How do you balance work and life?

Throughout the various stages of my life, like many professional women, I often revisit the question – how can I find balance between the demands of my work, family, and self?  We’re expected to be constantly available to address personal and work emails, social media and schedules across multiple time zones, personalities and cultures. Thus, finding equilibrium in such a dynamic environment can seem like an insurmountable challenge.

The word “balance” often leaves many of us feeling discouraged.  Finding balance becomes a burden and the discouragement of failure becomes a millstone of personal disappointment that can be demoralizing. To counter this destructive pattern, I constantly remind myself that it is completely unrealistic and unproductive to focus on a “perfect” balance.

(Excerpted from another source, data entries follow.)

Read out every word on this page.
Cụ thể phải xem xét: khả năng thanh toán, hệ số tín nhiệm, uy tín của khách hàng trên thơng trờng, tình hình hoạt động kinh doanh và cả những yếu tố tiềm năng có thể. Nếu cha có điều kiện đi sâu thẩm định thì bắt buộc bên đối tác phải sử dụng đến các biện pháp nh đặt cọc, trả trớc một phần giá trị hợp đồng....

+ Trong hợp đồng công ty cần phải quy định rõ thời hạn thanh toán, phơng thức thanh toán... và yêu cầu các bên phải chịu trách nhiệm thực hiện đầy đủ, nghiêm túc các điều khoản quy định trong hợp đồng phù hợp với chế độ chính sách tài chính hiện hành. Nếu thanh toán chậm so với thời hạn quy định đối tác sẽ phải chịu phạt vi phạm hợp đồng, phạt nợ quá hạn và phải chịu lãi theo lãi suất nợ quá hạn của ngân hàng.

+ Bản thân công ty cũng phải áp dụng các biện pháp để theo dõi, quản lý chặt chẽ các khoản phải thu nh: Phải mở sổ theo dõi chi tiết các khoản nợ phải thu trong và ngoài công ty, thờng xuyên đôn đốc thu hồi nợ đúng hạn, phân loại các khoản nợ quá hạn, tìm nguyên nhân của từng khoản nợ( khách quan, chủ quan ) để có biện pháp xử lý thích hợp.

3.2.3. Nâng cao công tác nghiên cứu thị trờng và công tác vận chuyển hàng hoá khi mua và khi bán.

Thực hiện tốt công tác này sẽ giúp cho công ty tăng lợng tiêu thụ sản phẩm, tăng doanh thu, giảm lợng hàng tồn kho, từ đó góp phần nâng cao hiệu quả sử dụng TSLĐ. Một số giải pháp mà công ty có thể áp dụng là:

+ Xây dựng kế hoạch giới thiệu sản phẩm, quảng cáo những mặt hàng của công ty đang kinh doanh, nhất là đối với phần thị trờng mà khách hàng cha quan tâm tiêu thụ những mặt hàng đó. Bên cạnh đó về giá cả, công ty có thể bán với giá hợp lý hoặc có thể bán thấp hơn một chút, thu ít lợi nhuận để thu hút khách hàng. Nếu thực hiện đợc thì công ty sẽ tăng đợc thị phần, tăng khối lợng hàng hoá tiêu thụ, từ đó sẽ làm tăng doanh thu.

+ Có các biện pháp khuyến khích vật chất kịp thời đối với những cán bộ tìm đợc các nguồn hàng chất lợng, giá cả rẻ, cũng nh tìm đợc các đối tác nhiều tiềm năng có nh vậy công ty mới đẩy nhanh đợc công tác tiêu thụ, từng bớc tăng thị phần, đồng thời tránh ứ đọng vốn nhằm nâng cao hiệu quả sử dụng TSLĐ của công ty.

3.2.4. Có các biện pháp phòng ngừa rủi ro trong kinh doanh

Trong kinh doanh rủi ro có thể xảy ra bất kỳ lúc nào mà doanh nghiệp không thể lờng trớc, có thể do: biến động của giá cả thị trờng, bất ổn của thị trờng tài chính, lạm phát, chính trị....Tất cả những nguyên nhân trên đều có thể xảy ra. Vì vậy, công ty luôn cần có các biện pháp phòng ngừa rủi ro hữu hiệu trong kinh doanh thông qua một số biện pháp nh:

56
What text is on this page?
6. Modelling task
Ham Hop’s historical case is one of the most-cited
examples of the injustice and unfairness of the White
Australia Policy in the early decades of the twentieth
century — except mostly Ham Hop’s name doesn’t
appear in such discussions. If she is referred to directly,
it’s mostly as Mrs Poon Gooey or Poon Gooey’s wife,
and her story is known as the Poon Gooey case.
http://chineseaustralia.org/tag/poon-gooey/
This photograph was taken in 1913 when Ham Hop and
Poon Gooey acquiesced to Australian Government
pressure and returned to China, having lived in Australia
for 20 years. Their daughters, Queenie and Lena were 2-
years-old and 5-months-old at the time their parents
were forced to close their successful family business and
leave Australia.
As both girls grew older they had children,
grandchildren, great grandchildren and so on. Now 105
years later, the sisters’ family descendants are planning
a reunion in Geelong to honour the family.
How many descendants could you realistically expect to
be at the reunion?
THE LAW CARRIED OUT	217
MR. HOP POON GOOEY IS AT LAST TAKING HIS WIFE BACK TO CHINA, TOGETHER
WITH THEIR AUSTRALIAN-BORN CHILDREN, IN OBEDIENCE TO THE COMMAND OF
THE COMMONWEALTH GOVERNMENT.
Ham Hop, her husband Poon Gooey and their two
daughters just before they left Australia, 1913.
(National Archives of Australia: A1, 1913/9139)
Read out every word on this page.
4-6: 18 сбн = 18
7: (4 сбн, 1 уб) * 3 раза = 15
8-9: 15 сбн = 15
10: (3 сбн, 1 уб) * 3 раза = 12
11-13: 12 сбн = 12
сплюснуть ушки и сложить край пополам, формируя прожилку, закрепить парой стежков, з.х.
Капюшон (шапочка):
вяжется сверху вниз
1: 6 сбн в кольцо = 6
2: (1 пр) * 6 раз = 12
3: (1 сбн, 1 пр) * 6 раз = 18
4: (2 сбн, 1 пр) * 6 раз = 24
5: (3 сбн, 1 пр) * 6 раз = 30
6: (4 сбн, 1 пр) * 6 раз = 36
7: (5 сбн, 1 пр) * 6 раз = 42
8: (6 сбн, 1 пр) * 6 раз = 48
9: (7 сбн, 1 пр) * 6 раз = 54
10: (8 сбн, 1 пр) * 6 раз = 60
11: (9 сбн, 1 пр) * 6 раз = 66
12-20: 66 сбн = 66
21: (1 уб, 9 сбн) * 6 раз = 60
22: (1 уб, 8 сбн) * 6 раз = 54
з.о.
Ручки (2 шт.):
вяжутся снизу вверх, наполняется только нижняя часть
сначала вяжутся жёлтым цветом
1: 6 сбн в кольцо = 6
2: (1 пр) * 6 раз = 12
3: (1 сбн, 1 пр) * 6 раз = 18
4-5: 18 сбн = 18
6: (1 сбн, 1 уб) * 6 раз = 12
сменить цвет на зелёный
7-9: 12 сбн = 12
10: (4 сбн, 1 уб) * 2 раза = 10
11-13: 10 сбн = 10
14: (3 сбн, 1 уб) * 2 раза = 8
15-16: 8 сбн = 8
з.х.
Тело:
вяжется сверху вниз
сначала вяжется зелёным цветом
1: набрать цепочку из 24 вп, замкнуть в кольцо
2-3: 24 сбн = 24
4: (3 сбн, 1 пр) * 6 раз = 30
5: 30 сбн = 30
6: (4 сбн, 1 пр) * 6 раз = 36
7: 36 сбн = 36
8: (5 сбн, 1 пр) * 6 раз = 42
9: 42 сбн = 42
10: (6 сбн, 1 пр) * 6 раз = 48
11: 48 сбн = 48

Rather, I shift my energy from “finding balance” to “experiencing purpose” through three mental exercises that I believe are critical to creating a meaningful life – reflection, intention and integration.  Over the years, I have applied these principals to my life in the following ways:

  • Reflection is necessary to understand where you are and where you want to be. It helps you ascertain which actions you need to continue or reinforce which actions to cease. Through reflection, I become self-aware and hone my empathy for those around me.
  • Intention is about defining your personal daily mission and ensuring it is aligned with your overall goals. I work to envision the life that I want to live. I use the help of my personal and professional support system to root out biases and keep me focused. By defining my daily intentions, I remain true to who I am and who I want to be.
  • Integration of ideas and actions is the kinetic energy that drives me toward my completion of daily mission and personal vision. Each day, I stop to evaluate what’s ahead, and I set priorities to integrate the things that are significant to me, my family, and those in my workplace. 

Through these exercises, I have learned to respond, rather than react, to life’s ever-changing challenges and opportunities. In doing so, I find myself more “present in the moment” with my family, work and myself. So, my advice is simple – start focusing on your passion, your intentions and your means to create a life that integrates all the things that are important for you.  It’s your life–make it meaningful.